The Story
Why it exists.
The beginning
Jean-Charles Sommerard conceived Lueur Persane from a memory of a Persian sunrise, that suspended moment when amber light floods the horizon and turns everything to gold. Avril, the French house founded in 2015, gave him the task of translating this visual phenomenon into scent. The challenge lay in capturing not color itself but the feeling of being bathed in warm light, of watching shadow dissolve into radiance. The brief demanded that the fragrance move through stages like a sunrise, beginning in clarity and building toward warmth.

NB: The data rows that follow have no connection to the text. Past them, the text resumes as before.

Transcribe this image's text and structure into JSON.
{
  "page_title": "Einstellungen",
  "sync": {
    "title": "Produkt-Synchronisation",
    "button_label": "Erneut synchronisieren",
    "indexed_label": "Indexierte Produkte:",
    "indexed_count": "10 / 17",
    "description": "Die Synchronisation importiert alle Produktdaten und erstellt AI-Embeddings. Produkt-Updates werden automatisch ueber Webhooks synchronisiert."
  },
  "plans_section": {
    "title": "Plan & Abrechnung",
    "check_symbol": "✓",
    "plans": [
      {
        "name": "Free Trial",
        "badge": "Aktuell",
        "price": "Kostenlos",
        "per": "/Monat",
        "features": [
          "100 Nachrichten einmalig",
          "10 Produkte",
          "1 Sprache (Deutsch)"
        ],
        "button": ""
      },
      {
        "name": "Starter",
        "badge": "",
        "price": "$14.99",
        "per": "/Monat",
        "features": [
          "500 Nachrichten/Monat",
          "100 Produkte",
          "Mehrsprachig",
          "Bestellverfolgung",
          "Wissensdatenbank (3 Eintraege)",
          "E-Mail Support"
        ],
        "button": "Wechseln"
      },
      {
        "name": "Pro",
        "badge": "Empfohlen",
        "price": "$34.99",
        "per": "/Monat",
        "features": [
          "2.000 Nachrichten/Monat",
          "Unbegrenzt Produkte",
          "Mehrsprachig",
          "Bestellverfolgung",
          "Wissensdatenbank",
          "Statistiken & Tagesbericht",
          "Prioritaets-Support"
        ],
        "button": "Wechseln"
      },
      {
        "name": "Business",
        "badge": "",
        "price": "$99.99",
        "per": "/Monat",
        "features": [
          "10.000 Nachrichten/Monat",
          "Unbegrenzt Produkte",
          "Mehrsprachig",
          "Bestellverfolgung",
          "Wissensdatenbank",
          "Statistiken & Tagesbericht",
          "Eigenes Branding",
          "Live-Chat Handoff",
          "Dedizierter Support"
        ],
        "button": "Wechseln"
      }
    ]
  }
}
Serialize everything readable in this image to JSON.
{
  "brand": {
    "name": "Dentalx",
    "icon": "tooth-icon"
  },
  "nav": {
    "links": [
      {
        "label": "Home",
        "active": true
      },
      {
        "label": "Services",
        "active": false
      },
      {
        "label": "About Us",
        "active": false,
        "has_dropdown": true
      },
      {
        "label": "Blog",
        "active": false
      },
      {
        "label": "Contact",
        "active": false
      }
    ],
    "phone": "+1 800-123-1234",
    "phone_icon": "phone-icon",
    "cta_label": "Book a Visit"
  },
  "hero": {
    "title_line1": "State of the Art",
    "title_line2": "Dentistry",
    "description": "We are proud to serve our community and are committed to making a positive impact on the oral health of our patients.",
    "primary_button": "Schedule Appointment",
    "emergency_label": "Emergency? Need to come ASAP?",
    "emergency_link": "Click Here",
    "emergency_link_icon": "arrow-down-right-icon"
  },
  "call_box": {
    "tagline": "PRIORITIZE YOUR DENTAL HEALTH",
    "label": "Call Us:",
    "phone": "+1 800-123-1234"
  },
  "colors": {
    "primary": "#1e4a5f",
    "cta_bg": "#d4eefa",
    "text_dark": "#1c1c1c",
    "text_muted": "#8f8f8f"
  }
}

The note selection reflects a philosophy of contrast and balance. Spice and citrus open the composition to suggest awakening, while the heart introduces earthier elements that add depth and prevent the fragrance from reading as merely bright. The base relies on labdanum and benzoin, both resins with warm, enveloping qualities, chosen to sustain the amber character that defines the Persian sunrise concept. Vanilla serves as a bridge, its sweetness connecting the warmer elements into a cohesive drydown that lingers like the afterimage of golden hour.
The evolution
The opening recreates the first instant of dawn through cardamom's aromatic sharpness, cinnamon's heat, and the bright citrus of lemon and bergamot. These notes arrive in quick succession, like light advancing across a landscape. As the fragrance develops, carrot seed introduces an earthy minerality that grounds the brightness, while jasmine and geranium bring floral dimension, with lychee adding a fleeting sweetness reminiscent of fruit ripening in morning heat. The drydown mirrors the last light of day, with labdanum providing the golden-amber quality central to the concept, woods lending structure, and benzoin with vanilla creating a warm, lingering embrace.
Cultural impact
Since its 2018 debut, Lueur Persane has become a quiet favorite among niche enthusiasts who appreciate its balanced spice‑floral character. Though production has ceased, the fragrance lives on in online forums where wearers describe it as the scent of a sun‑lit market stall that lingers long after the day ends. Its moderate sillage and six‑to‑eight‑hour arc make it a staple for those seeking a refined yet approachable Persian‑inspired aroma.